The Treasury of David is one of several C.H. Spurgeon books that are in the public domain. If you propose to study the Psalms, I suggest you download this as a companion for your other references.
Explanatory Notes and Quaint Sayings
Hints to the Village Preacher
TITLE. There is no title to this Psalm, and hence some conjecture that Psalm 70 is intended to be a prelude to it, and has been broken off from it. Such imaginings have no value to us. We have already met with five Psalms without title, which is, nevertheless, as complete as those which bear them. We have here THE PRAYER OF THE AGED BELIEVER, who, in holy confidence of faith, strengthened by a long and remarkable experience, pleads against his enemies, and asks for further blessings for himself. Anticipating a gracious reply, he promises to magnify the Lord exceedingly.
DIVISION. The first four verses are faith’s cry for help; the next four are a testimony of experience. From Ps 71:9-13, the aged saint pleads against his foes and then rejoices in hope, Ps 71:14-16. He returns to prayer again in Ps 71:17-18, repeats the confident hopes which cheered his soul, Ps 71:19-21; and then he closes with the promise of abounding in thanksgiving. Throughout, this Psalm may be regarded as the utterance of struggling, but unstaggering, faith.
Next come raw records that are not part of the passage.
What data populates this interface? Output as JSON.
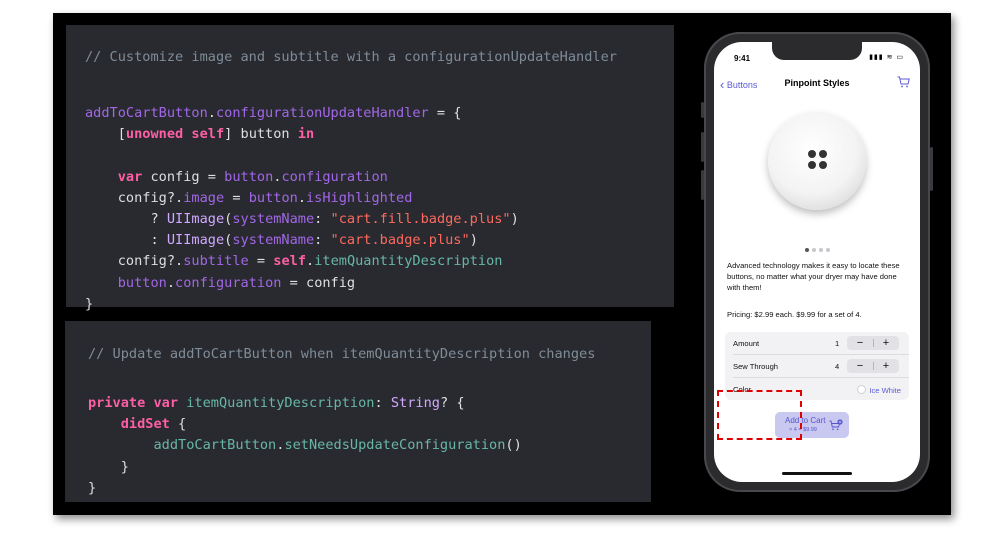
{
  "code_block_1": {
    "comment": "// Customize image and subtitle with a configurationUpdateHandler",
    "lines": [
      [
        [
          "p",
          "addToCartButton"
        ],
        [
          "w",
          "."
        ],
        [
          "m",
          "configurationUpdateHandler"
        ],
        [
          "w",
          " = {"
        ]
      ],
      [
        [
          "w",
          "    ["
        ],
        [
          "k",
          "unowned self"
        ],
        [
          "w",
          "] button "
        ],
        [
          "k",
          "in"
        ]
      ],
      [],
      [
        [
          "w",
          "    "
        ],
        [
          "k",
          "var"
        ],
        [
          "w",
          " config = "
        ],
        [
          "m",
          "button"
        ],
        [
          "w",
          "."
        ],
        [
          "m",
          "configuration"
        ]
      ],
      [
        [
          "w",
          "    config?."
        ],
        [
          "m",
          "image"
        ],
        [
          "w",
          " = "
        ],
        [
          "m",
          "button"
        ],
        [
          "w",
          "."
        ],
        [
          "m",
          "isHighlighted"
        ]
      ],
      [
        [
          "w",
          "        ? "
        ],
        [
          "t",
          "UIImage"
        ],
        [
          "w",
          "("
        ],
        [
          "m",
          "systemName"
        ],
        [
          "w",
          ": "
        ],
        [
          "s",
          "\"cart.fill.badge.plus\""
        ],
        [
          "w",
          ")"
        ]
      ],
      [
        [
          "w",
          "        : "
        ],
        [
          "t",
          "UIImage"
        ],
        [
          "w",
          "("
        ],
        [
          "m",
          "systemName"
        ],
        [
          "w",
          ": "
        ],
        [
          "s",
          "\"cart.badge.plus\""
        ],
        [
          "w",
          ")"
        ]
      ],
      [
        [
          "w",
          "    config?."
        ],
        [
          "m",
          "subtitle"
        ],
        [
          "w",
          " = "
        ],
        [
          "k",
          "self"
        ],
        [
          "w",
          "."
        ],
        [
          "c",
          "itemQuantityDescription"
        ]
      ],
      [
        [
          "w",
          "    "
        ],
        [
          "m",
          "button"
        ],
        [
          "w",
          "."
        ],
        [
          "m",
          "configuration"
        ],
        [
          "w",
          " = config"
        ]
      ],
      [
        [
          "w",
          "}"
        ]
      ]
    ]
  },
  "code_block_2": {
    "comment": "// Update addToCartButton when itemQuantityDescription changes",
    "lines": [
      [
        [
          "k",
          "private var"
        ],
        [
          "w",
          " "
        ],
        [
          "c",
          "itemQuantityDescription"
        ],
        [
          "w",
          ": "
        ],
        [
          "t",
          "String"
        ],
        [
          "w",
          "? {"
        ]
      ],
      [
        [
          "w",
          "    "
        ],
        [
          "k",
          "didSet"
        ],
        [
          "w",
          " {"
        ]
      ],
      [
        [
          "w",
          "        "
        ],
        [
          "c",
          "addToCartButton"
        ],
        [
          "w",
          "."
        ],
        [
          "c",
          "setNeedsUpdateConfiguration"
        ],
        [
          "w",
          "()"
        ]
      ],
      [
        [
          "w",
          "    }"
        ]
      ],
      [
        [
          "w",
          "}"
        ]
      ]
    ]
  },
  "phone": {
    "status_time": "9:41",
    "status_icons": "▮▮▮ ≋ ▭",
    "nav": {
      "back_label": "Buttons",
      "title": "Pinpoint Styles",
      "cart_icon": "cart-icon"
    },
    "page_count": 4,
    "active_page": 1,
    "description": "Advanced technology makes it easy to locate these buttons, no matter what your dryer may have done with them!",
    "pricing": "Pricing: $2.99 each. $9.99 for a set of 4.",
    "options": {
      "amount_label": "Amount",
      "amount_value": "1",
      "sew_label": "Sew Through",
      "sew_value": "4",
      "color_label": "Color",
      "color_value": "Ice White",
      "minus_glyph": "−",
      "plus_glyph": "+"
    },
    "cart_button": {
      "title": "Add to Cart",
      "subtitle": "× 4 = $9.99",
      "icon": "cart-badge-plus-icon"
    }
  },
  "colors": {
    "code_bg": "#292a30",
    "keyword": "#fc5fa3",
    "property": "#a167e6",
    "string": "#fc6a5d",
    "method": "#67b7a4",
    "accent": "#5b5bd6",
    "highlight": "#e10000"
  }
}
Verse 16. I will go in the strength of the Lord God. Our translators give us a good sense, but not the sense in this place, which is on this wise, “I will come with the mighty deeds of the Lord Jehovah.” He would enter into those deeds by admiring study, and then, wherever he went, he would continue to rehearse them. He should ever be a welcome guest who can tell us of the mighty acts of the Lord, and help us to put our trust in him. The authorized version may be used by us as a resolve in all our exertions and endeavors. In our own strength we must fail; but, when we hear the voice which saith, “Go in this thy might, “we may advance without fear. Though hell itself were in the way, the believer would pursue the path of duty, crying: I will go in the strength of the Lord God: I will make mention of thy righteousness, even of thine only. Man’s righteousness is not fit to be mentioned—filthy rags are best hidden; neither is there any righteousness under heaven, or in heaven, comparable to the divine. As God himself fills all space, and is, therefore, the only God, leaving no room for another, so God’s righteousness, in Christ Jesus, fills the believer’s soul, and he counts all other things but dross and dung “that he may win Christ, and be found in him, not having his own righteousness which is of the law, but the righteousness which is of God by faith.” What would be the use of speaking upon any other righteousness to a dying man? and all are dying men. Let those who will cry up man’s natural innocence, the dignity of the race, the purity of philosophers, the loveliness of untutored savages, the power of sacraments, and the infallibility of pontiffs; this is the true believer’s immovable resolve: “I will make mention of thy righteousness, even of thine only.” Forever dedicated to thee, my Lord, be this poor, unworthy tongue, whose glory it shall be to glorify thee.